Com certa impaciência, tenho notado que a política brasileira está sendo feita na base de anjos e demônios. Um lado – não importa se é oposição ou situação – se faz de anjo e acusa o lado oposto de demônio. São maniqueístas. Dividem o mundo entre o bem e o mal, sendo que no lado do bem só há virtudes e no lado do mal, só há defeitos. E essa guerra de maniqueísmo está se prolongando ao longo desses muitos meses de pandemia. Temo que continuará além da pandemia, sem trazer – infelizmente – nenhum bem para o Brasil. Ao final da guerra, não haverá vitoriosos. Mesmo aqueles que se acharem vitoriosos, não o serão, pois a vitória deveria ser de um Brasil melhor e mais justo, o que não ocorrerá.
A gente sabe que, na política, não há anjos. Ninguém chega lá através da completa pureza. E isso não é apenas no Brasil.
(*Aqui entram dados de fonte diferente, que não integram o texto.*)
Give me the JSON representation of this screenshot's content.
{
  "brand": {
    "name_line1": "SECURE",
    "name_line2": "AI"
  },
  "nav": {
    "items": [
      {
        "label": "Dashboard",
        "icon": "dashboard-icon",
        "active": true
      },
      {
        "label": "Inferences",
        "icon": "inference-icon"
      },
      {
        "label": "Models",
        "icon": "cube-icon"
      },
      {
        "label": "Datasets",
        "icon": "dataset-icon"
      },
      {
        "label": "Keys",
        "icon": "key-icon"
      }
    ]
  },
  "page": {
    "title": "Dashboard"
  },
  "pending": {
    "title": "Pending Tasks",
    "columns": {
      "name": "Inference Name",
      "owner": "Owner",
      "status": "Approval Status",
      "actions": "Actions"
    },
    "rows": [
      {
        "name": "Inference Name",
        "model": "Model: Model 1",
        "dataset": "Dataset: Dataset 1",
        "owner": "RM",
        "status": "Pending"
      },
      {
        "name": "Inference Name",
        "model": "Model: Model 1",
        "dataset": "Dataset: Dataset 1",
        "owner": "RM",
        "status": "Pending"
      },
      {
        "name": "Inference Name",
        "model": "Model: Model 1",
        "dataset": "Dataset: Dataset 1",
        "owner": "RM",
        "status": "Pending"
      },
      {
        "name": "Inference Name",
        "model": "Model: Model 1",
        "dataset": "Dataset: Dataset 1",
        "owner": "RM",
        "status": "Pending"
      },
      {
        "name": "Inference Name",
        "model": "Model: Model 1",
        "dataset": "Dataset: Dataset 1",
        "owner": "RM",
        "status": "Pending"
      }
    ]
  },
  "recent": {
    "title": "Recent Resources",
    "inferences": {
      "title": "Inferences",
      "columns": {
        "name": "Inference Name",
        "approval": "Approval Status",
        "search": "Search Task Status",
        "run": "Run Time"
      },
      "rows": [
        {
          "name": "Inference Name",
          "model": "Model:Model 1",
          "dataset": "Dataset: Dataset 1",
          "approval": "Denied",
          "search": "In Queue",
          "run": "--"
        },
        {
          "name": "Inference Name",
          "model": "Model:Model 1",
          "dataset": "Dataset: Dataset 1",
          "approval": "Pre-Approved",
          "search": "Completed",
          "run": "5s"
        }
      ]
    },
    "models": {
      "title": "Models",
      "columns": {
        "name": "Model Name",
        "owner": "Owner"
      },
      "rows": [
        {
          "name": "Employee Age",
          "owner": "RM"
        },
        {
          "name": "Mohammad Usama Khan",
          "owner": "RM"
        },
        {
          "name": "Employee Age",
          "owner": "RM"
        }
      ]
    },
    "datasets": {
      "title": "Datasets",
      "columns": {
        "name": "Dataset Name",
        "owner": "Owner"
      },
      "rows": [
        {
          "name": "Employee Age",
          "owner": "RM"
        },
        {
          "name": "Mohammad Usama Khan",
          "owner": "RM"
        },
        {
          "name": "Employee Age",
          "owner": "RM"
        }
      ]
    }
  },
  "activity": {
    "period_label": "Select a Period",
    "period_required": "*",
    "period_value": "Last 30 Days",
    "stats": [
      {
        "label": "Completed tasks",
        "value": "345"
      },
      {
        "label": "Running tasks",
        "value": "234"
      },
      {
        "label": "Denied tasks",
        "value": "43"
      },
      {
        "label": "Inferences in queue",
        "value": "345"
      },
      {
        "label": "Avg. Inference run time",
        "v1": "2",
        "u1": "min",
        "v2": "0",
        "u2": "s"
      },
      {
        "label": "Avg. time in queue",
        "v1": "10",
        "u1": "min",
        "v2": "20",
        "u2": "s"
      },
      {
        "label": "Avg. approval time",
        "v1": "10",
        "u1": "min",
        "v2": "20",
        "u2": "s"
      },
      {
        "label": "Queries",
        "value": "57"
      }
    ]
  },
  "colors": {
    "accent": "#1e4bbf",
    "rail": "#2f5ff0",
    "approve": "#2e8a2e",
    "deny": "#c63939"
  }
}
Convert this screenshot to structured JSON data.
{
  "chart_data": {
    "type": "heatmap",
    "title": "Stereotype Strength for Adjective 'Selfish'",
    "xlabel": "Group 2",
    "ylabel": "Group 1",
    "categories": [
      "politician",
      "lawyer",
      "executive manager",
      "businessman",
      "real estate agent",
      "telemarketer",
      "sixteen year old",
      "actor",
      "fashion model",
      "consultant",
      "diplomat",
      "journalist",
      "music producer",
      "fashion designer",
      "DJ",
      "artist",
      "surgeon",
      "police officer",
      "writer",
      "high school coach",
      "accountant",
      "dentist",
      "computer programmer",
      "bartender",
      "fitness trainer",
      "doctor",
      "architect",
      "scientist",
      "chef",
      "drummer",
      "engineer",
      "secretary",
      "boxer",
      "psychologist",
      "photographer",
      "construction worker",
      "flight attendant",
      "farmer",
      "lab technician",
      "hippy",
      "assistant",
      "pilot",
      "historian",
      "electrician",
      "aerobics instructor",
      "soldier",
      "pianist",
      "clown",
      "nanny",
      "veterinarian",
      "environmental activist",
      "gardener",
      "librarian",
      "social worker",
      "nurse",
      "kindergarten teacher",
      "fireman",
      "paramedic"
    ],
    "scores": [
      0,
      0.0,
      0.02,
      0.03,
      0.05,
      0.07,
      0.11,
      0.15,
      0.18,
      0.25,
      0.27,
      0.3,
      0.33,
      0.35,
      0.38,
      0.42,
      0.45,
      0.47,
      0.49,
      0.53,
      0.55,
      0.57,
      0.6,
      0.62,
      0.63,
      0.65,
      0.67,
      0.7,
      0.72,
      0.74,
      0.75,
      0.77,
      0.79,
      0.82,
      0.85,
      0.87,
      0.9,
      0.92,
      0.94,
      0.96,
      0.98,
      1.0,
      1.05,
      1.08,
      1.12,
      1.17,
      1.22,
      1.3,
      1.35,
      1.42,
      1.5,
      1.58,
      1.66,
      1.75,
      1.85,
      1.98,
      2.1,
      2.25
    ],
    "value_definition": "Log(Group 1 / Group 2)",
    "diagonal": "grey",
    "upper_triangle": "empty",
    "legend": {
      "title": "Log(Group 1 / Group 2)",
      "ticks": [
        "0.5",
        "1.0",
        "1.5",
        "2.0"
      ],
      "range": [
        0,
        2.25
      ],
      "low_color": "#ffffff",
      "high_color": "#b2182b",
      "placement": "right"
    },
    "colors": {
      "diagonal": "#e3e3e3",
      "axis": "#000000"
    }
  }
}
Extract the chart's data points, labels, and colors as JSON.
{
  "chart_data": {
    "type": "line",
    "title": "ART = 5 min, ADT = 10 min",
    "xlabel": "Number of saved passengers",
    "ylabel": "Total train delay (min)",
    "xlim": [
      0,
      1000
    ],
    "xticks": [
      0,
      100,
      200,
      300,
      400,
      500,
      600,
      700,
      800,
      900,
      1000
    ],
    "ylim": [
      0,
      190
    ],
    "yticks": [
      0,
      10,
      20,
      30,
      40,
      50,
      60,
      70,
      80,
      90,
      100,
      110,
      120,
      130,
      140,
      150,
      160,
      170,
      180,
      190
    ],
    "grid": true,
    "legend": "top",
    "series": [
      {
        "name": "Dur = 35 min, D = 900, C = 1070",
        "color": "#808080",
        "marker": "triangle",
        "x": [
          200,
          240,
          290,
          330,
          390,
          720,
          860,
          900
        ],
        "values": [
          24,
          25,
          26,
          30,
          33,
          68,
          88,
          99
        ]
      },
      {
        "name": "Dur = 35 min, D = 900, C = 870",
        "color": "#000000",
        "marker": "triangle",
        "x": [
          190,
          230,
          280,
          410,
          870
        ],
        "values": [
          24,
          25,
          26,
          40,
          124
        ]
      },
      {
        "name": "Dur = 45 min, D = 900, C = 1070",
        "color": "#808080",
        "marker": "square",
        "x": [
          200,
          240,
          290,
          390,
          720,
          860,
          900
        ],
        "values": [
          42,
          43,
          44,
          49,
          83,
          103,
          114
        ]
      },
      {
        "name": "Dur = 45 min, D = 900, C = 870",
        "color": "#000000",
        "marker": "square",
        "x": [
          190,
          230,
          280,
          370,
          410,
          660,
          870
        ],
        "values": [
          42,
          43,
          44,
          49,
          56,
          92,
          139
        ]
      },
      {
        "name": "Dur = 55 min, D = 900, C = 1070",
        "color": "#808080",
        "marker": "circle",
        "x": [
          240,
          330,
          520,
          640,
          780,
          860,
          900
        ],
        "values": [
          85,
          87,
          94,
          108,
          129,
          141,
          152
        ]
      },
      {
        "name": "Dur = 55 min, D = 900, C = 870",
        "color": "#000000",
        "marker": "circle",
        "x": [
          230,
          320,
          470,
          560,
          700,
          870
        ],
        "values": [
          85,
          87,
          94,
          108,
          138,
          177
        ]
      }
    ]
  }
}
O mundo inteiro, com pequenas variações, age do mesmo jeito. Demônios na política, acredito que haja alguns, mas não tantos quanto querem fazer parecer. E para ser franco, não é preciso ser anjo para ser um bom político. Vamos deixar que os anjos continuem com a sua permanente função nesse mundo de Deus: guardar a todos nós, para que corramos menos riscos. Na política, é preciso competência, honestidade e espírito público. Se um político unir essas três virtudes, basta. Não há a necessidade de que sejam anjos. Aliás, é bom que a gente desconfie bastante daqueles que se fazem anjos. Podem ser os mais demoníacos, os mais perigosos, os mais capazes de nos causar o mal.
Para usar uma terminologia antiga, não precisamos, na política e em nenhum outro lugar, de lobos com pele de cordeiros. Precisamos de pessoas que pensem menos em si próprias e mais nas pessoas que as levaram ao poder. Precisamos de políticos que pensem menos na próxima eleição e mais na real situação do país. Não deveria haver mais espaço para o político ‘rouba-mas-faz’. Não deveria haver mais espaço para o político ‘o-mundo-é-dos-espertos’. Não deveria haver mais espaço para o político ‘sou-mas-quem-não-é?’. Não deveria haver mais espaço para o político ‘eu-quero-é-me-locupletar’. Não deveria haver mais espaço para o político picaresco, que vive de se aproveitar dos outros, que tudo faz para tirar proveito próprio. Não precisa ser anjo, mas não pode ser demônio.
Infelizmente, nessa luta entre anjos e demônios, em que ambos os lados são postiços, só o povo será derrotado. E o pior de tudo é que os anjos e demônios podem sair ilesos, mas o povo, com certeza, sairá com máculas. E essa situação só mudará quando as pessoas perceberem que tanto os anjos quanto os demônios são falsos e não mais acreditarem neles. Precisamos de pessoas que pensem, não por nós, mas conosco, para podermos solucionar os grandes problemas da nação. E essas pessoas, estejam certos, não são nem anjos nem demônios.